I've recently noticed the rush to grow up, the rush to graduate highschool, the rush to graduate college, the rush to get married, the rush to have kids, the rush to have a 25th wedding anniversary, the rush to have daughter/son in laws, the rush to have grand kids, the rush to have great grand kids... and then what?  By the time you get there, your entire life is gone.  It's been spent constantly racing toward the next big thing.
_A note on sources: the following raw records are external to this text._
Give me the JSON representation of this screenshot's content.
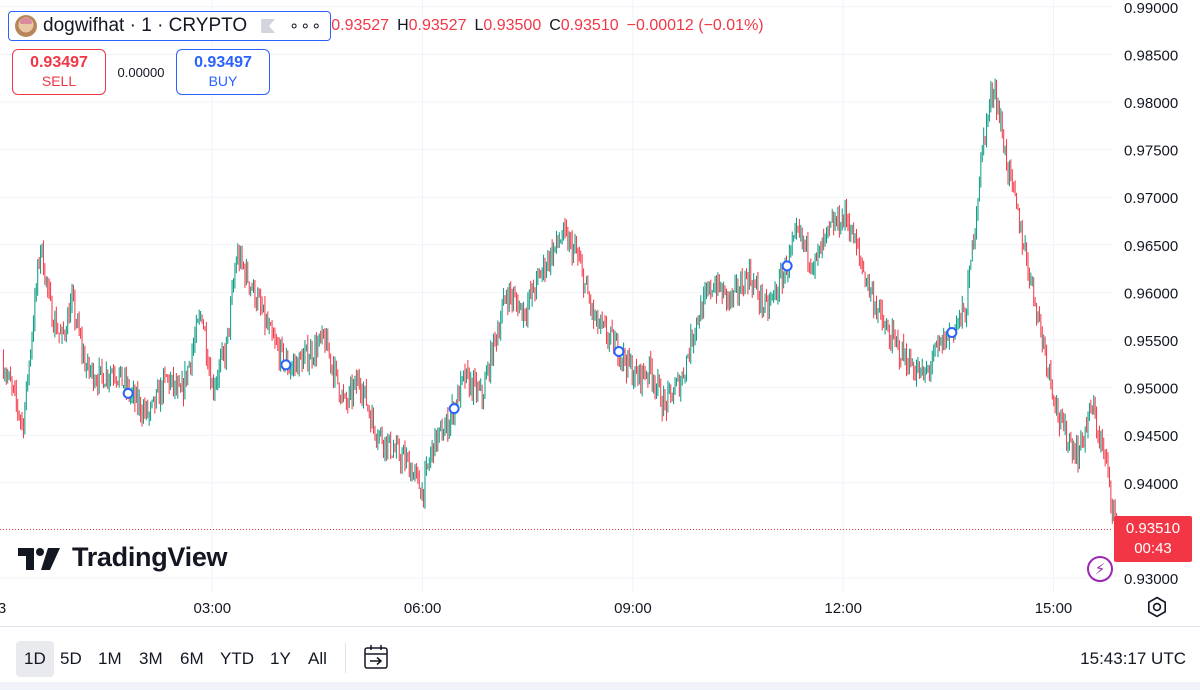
{
  "header": {
    "symbol_title": "dogwifhat · 1 · CRYPTO",
    "more_label": "∘∘∘",
    "ohlc": {
      "o_value": "0.93527",
      "h_label": "H",
      "h_value": "0.93527",
      "l_label": "L",
      "l_value": "0.93500",
      "c_label": "C",
      "c_value": "0.93510",
      "change": "−0.00012 (−0.01%)"
    }
  },
  "trade": {
    "sell_price": "0.93497",
    "sell_label": "SELL",
    "spread": "0.00000",
    "buy_price": "0.93497",
    "buy_label": "BUY"
  },
  "brand": {
    "logo_text": "TradingView"
  },
  "price_tag": {
    "price": "0.93510",
    "countdown": "00:43"
  },
  "bottom": {
    "timeframes": [
      "1D",
      "5D",
      "1M",
      "3M",
      "6M",
      "YTD",
      "1Y",
      "All"
    ],
    "active_timeframe": "1D",
    "clock": "15:43:17 UTC"
  },
  "colors": {
    "up": "#089981",
    "down": "#f23645",
    "marker": "#2962ff",
    "accent": "#2962ff"
  },
  "icons": [
    "coin-avatar-icon",
    "flag-icon",
    "more-icon",
    "lightning-icon",
    "settings-icon",
    "goto-date-icon",
    "tradingview-logo-icon"
  ],
  "chart_data": {
    "type": "candlestick",
    "title": "",
    "xlabel": "",
    "ylabel": "",
    "ylim": [
      0.925,
      0.99
    ],
    "y_ticks": [
      "0.99000",
      "0.98500",
      "0.98000",
      "0.97500",
      "0.97000",
      "0.96500",
      "0.96000",
      "0.95500",
      "0.95000",
      "0.94500",
      "0.94000",
      "0.93000"
    ],
    "y_tick_values": [
      0.99,
      0.985,
      0.98,
      0.975,
      0.97,
      0.965,
      0.96,
      0.955,
      0.95,
      0.945,
      0.94,
      0.93
    ],
    "x_ticks": [
      "3",
      "03:00",
      "06:00",
      "09:00",
      "12:00",
      "15:00"
    ],
    "x_tick_hours": [
      0,
      3,
      6,
      9,
      12,
      15
    ],
    "last_price": 0.9351,
    "grid": true,
    "series": [
      {
        "name": "",
        "path_hours": [
          0,
          0.3,
          0.55,
          0.7,
          0.85,
          1.0,
          1.2,
          1.4,
          1.6,
          1.85,
          2.1,
          2.35,
          2.55,
          2.85,
          3.0,
          3.2,
          3.35,
          3.6,
          3.85,
          4.1,
          4.3,
          4.6,
          4.9,
          5.1,
          5.3,
          5.5,
          5.8,
          6.0,
          6.15,
          6.35,
          6.6,
          6.85,
          7.0,
          7.2,
          7.45,
          7.75,
          8.0,
          8.2,
          8.45,
          8.8,
          9.05,
          9.25,
          9.45,
          9.7,
          9.9,
          10.15,
          10.4,
          10.65,
          10.9,
          11.1,
          11.35,
          11.6,
          11.85,
          12.05,
          12.3,
          12.6,
          12.9,
          13.15,
          13.35,
          13.55,
          13.75,
          14.0,
          14.15,
          14.35,
          14.55,
          14.85,
          15.1,
          15.35,
          15.55,
          15.75,
          15.9
        ],
        "path_values": [
          0.953,
          0.946,
          0.965,
          0.958,
          0.955,
          0.959,
          0.952,
          0.951,
          0.952,
          0.949,
          0.947,
          0.951,
          0.949,
          0.958,
          0.95,
          0.954,
          0.964,
          0.96,
          0.955,
          0.952,
          0.953,
          0.955,
          0.948,
          0.951,
          0.946,
          0.944,
          0.942,
          0.939,
          0.944,
          0.946,
          0.951,
          0.949,
          0.954,
          0.96,
          0.958,
          0.963,
          0.966,
          0.964,
          0.957,
          0.954,
          0.951,
          0.952,
          0.948,
          0.951,
          0.957,
          0.961,
          0.959,
          0.962,
          0.958,
          0.961,
          0.966,
          0.963,
          0.967,
          0.968,
          0.962,
          0.956,
          0.953,
          0.951,
          0.954,
          0.956,
          0.958,
          0.976,
          0.982,
          0.973,
          0.966,
          0.955,
          0.946,
          0.943,
          0.948,
          0.942,
          0.9351
        ]
      }
    ],
    "markers_hours": [
      1.8,
      4.05,
      6.45,
      8.8,
      11.2,
      13.55
    ]
  }
}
As a homeschool graduate and a staunch Christ follower, I have be raised to be a stay-at-home wife and mother.  From the very beginning, I learned thing to do things now that will improve my future life.  I learned to cook so I can one day cook for my family, I learned to sew so I can make clothes for my kids, I took Advanced Mathematics so that I can teach my own children up through highschool (and beyond, if needed), I even run the house and "babysit" my siblings for weeks on end to afford me practice for what my future may hold.
I highly recommend traveling...

However, I would venture to say this mindset of preparing for a currently-nonexistent future, has severely damaged my outlook on life.
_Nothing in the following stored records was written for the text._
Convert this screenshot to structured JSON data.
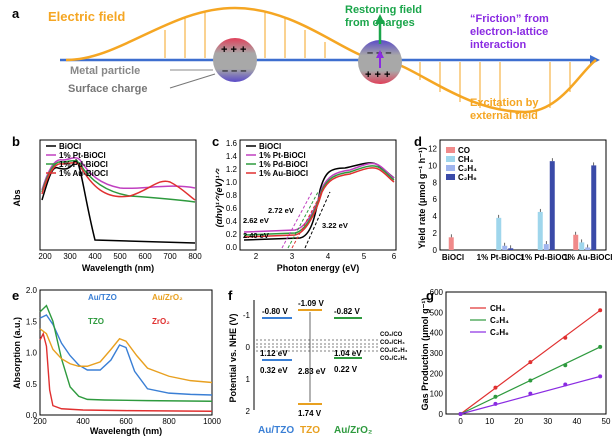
{
  "a": {
    "label": "a",
    "electric_field": "Electric field",
    "restoring_field_1": "Restoring field",
    "restoring_field_2": "from charges",
    "friction_1": "“Friction” from",
    "friction_2": "electron-lattice",
    "friction_3": "interaction",
    "metal_particle": "Metal particle",
    "surface_charge": "Surface charge",
    "excitation_1": "Excitation by",
    "excitation_2": "external field",
    "colors": {
      "field": "#f5a623",
      "green": "#1aa54a",
      "purple": "#8a2be2",
      "axis": "#3d6ecf"
    }
  },
  "b": {
    "label": "b",
    "xlabel": "Wavelength (nm)",
    "ylabel": "Abs",
    "xticks": [
      "200",
      "300",
      "400",
      "500",
      "600",
      "700",
      "800"
    ],
    "legend": [
      "BiOCl",
      "1% Pt-BiOCl",
      "1% Pd-BiOCl",
      "1% Au-BiOCl"
    ],
    "colors": [
      "#000000",
      "#c040c0",
      "#2e9a3e",
      "#e03030"
    ]
  },
  "c": {
    "label": "c",
    "xlabel": "Photon energy (eV)",
    "ylabel": "(αhν)¹ᐟ²(eV)¹ᐟ²",
    "xticks": [
      "2",
      "3",
      "4",
      "5",
      "6"
    ],
    "yticks": [
      "0.0",
      "0.2",
      "0.4",
      "0.6",
      "0.8",
      "1.0",
      "1.2",
      "1.4",
      "1.6"
    ],
    "legend": [
      "BiOCl",
      "1% Pt-BiOCl",
      "1% Pd-BiOCl",
      "1% Au-BiOCl"
    ],
    "annotations": [
      "2.72 eV",
      "2.62 eV",
      "2.40 eV",
      "3.22 eV"
    ]
  },
  "d": {
    "label": "d",
    "ylabel": "Yield rate (μmol g⁻¹ h⁻¹)",
    "yticks": [
      "0",
      "2",
      "4",
      "6",
      "8",
      "10",
      "12"
    ],
    "categories": [
      "BiOCl",
      "1% Pt-BiOCl",
      "1% Pd-BiOCl",
      "1% Au-BiOCl"
    ],
    "legend": [
      "CO",
      "CH₄",
      "C₂H₄",
      "C₂H₆"
    ],
    "colors": [
      "#f08a8a",
      "#9fd6ec",
      "#9fb4ee",
      "#3a4aa8"
    ]
  },
  "e": {
    "label": "e",
    "xlabel": "Wavelength (nm)",
    "ylabel": "Absorption (a.u.)",
    "xticks": [
      "200",
      "400",
      "600",
      "800",
      "1000"
    ],
    "yticks": [
      "0.0",
      "0.5",
      "1.0",
      "1.5",
      "2.0"
    ],
    "legend": [
      "Au/TZO",
      "TZO",
      "Au/ZrO₂",
      "ZrO₂"
    ],
    "colors": [
      "#3a7fd5",
      "#2e9a3e",
      "#e8a020",
      "#e03030"
    ]
  },
  "f": {
    "label": "f",
    "ylabel": "Potential vs. NHE (V)",
    "yticks": [
      "-1",
      "0",
      "1",
      "2"
    ],
    "columns": [
      "Au/TZO",
      "TZO",
      "Au/ZrO₂"
    ],
    "cb": [
      "-0.80 V",
      "-1.09 V",
      "-0.82 V"
    ],
    "gap": [
      "1.12 eV",
      "2.83 eV",
      "1.04 eV"
    ],
    "vb": [
      "0.32 eV",
      "1.74 V",
      "0.22 V"
    ],
    "redox": [
      "CO₂/CO",
      "CO₂/CH₄",
      "CO₂/C₂H₄",
      "CO₂/C₂H₆"
    ]
  },
  "g": {
    "label": "g",
    "xlabel": "Time (h)",
    "ylabel": "Gas Production (μmol g⁻¹)",
    "xticks": [
      "0",
      "10",
      "20",
      "30",
      "40",
      "50"
    ],
    "yticks": [
      "0",
      "100",
      "200",
      "300",
      "400",
      "500",
      "600"
    ],
    "legend": [
      "CH₄",
      "C₂H₄",
      "C₂H₆"
    ],
    "colors": [
      "#e03030",
      "#2e9a3e",
      "#8a2be2"
    ]
  },
  "chart_data": [
    {
      "type": "bar",
      "categories": [
        "BiOCl",
        "1% Pt-BiOCl",
        "1% Pd-BiOCl",
        "1% Au-BiOCl"
      ],
      "ylabel": "Yield rate (μmol g⁻¹ h⁻¹)",
      "ylim": [
        0,
        13
      ],
      "series": [
        {
          "name": "CO",
          "values": [
            1.5,
            0,
            0,
            1.8
          ]
        },
        {
          "name": "CH₄",
          "values": [
            0,
            3.8,
            4.5,
            0.9
          ]
        },
        {
          "name": "C₂H₄",
          "values": [
            0,
            0.5,
            0.7,
            0.3
          ]
        },
        {
          "name": "C₂H₆",
          "values": [
            0,
            0.2,
            10.5,
            10.0
          ]
        }
      ]
    },
    {
      "type": "scatter",
      "xlabel": "Time (h)",
      "ylabel": "Gas Production (μmol g⁻¹)",
      "xlim": [
        -5,
        50
      ],
      "ylim": [
        0,
        600
      ],
      "x": [
        0,
        12,
        24,
        36,
        48
      ],
      "series": [
        {
          "name": "CH₄",
          "values": [
            0,
            130,
            255,
            375,
            510
          ]
        },
        {
          "name": "C₂H₄",
          "values": [
            0,
            85,
            165,
            240,
            330
          ]
        },
        {
          "name": "C₂H₆",
          "values": [
            0,
            50,
            100,
            145,
            185
          ]
        }
      ]
    },
    {
      "type": "line",
      "xlabel": "Wavelength (nm)",
      "ylabel": "Absorption (a.u.)",
      "xlim": [
        200,
        1000
      ],
      "ylim": [
        0,
        2
      ],
      "series": [
        {
          "name": "Au/TZO",
          "x": [
            200,
            230,
            260,
            300,
            340,
            380,
            420,
            480,
            530,
            570,
            600,
            640,
            700,
            800,
            900,
            1000
          ],
          "values": [
            1.55,
            1.6,
            1.45,
            1.15,
            0.95,
            0.8,
            0.72,
            0.72,
            0.88,
            1.12,
            1.08,
            0.7,
            0.42,
            0.35,
            0.33,
            0.32
          ]
        },
        {
          "name": "TZO",
          "x": [
            200,
            230,
            260,
            300,
            340,
            380,
            420,
            500,
            700,
            1000
          ],
          "values": [
            1.65,
            1.75,
            1.5,
            0.9,
            0.45,
            0.3,
            0.25,
            0.24,
            0.23,
            0.22
          ]
        },
        {
          "name": "Au/ZrO₂",
          "x": [
            200,
            230,
            260,
            300,
            340,
            380,
            420,
            480,
            530,
            570,
            600,
            650,
            700,
            800,
            900,
            1000
          ],
          "values": [
            1.38,
            1.3,
            1.05,
            0.9,
            0.82,
            0.78,
            0.78,
            0.85,
            1.05,
            1.22,
            1.18,
            0.95,
            0.75,
            0.62,
            0.55,
            0.52
          ]
        },
        {
          "name": "ZrO₂",
          "x": [
            200,
            215,
            230,
            245,
            260,
            300,
            400,
            600,
            1000
          ],
          "values": [
            1.2,
            1.3,
            1.1,
            0.4,
            0.15,
            0.1,
            0.08,
            0.07,
            0.06
          ]
        }
      ]
    }
  ]
}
My eighteenth birthday came and went, but there isn't a reasonable marriage prospect in sight.  (In reality, it takes the guys longer to "get ready" for marriage than it does the women, but that doesn't change the fact that my life is currently prospect-less.)  Pretty much, I've just been waiting... waiting for my knight in shining armor, waiting for my life to start, waiting for a chance to use all these skills I've learned.  But should I be waiting?  And more importantly, should I be rushing toward my future?

... and cliff jumping!
In reality, today is the future of your yesterday.  And tomorrow is the future of today.  Future doesn't have to mean five, twenty, or fifty years.  But how many of us wake up in the morning and think, "Yes!  This is my future.  This is what I've been striving for my whole life!"?  You may if you've suddenly woken up to the sun rising over your college graduation or your wedding day.  However, how many of us do that on a daily basis?

To all the single girls out there, you are precious for who you are and what you do on a daily basis - not because of the wife and mother you will one day be, not because in a year you will be a published author, not because you have graduated with honors and plan to achieve great success in your homeschooling... you are an integral part of God's plan right now.  You are the key piece to your neighborhood, school, choir, and family.  You don't need a man to make you worthy of life, you don't need a family to make you important in God's grand plan, you don't need children in order to be a success in your Christian community.
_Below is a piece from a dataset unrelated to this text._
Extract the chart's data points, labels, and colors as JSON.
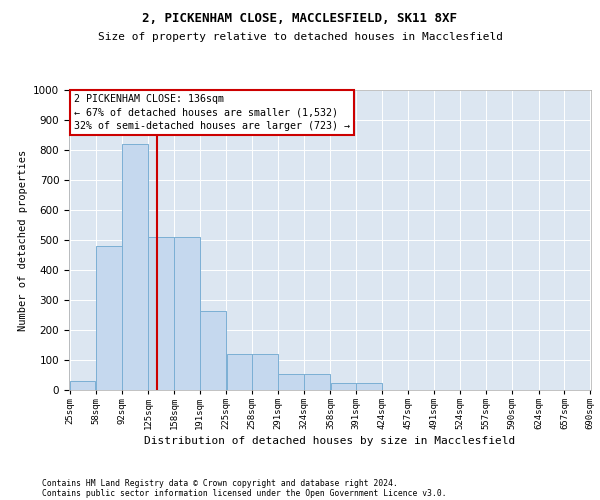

This is your life.  Here.  Now.  Today.  Not tomorrow, not next week, not next year.  This is [hopefully] the only time in your life you will be single.  Do you embrace your singleness as fully as you should?  This is the only time in your life when you can earn anything and everything you want without fear of failing your overwhelming familial duties at home.  Are you taking this opportunity to experience life?  This is the only time in your life when you can serve God with your abundant time.  Do you clear your schedule to make way for His work?  And most of all, are you living life fully, without a doubt experiencing, living, loving, and learning everything you possibly can?  You will never ever get this day back, you will never ever get this phase of your life back.  Don't waste it waiting for your future.  You are living your future right now. 

I strive to embrace my life, one day, one hour, one minute, one second at a time.  I encourage you to do the same, because if you don't... it will pass before you know it.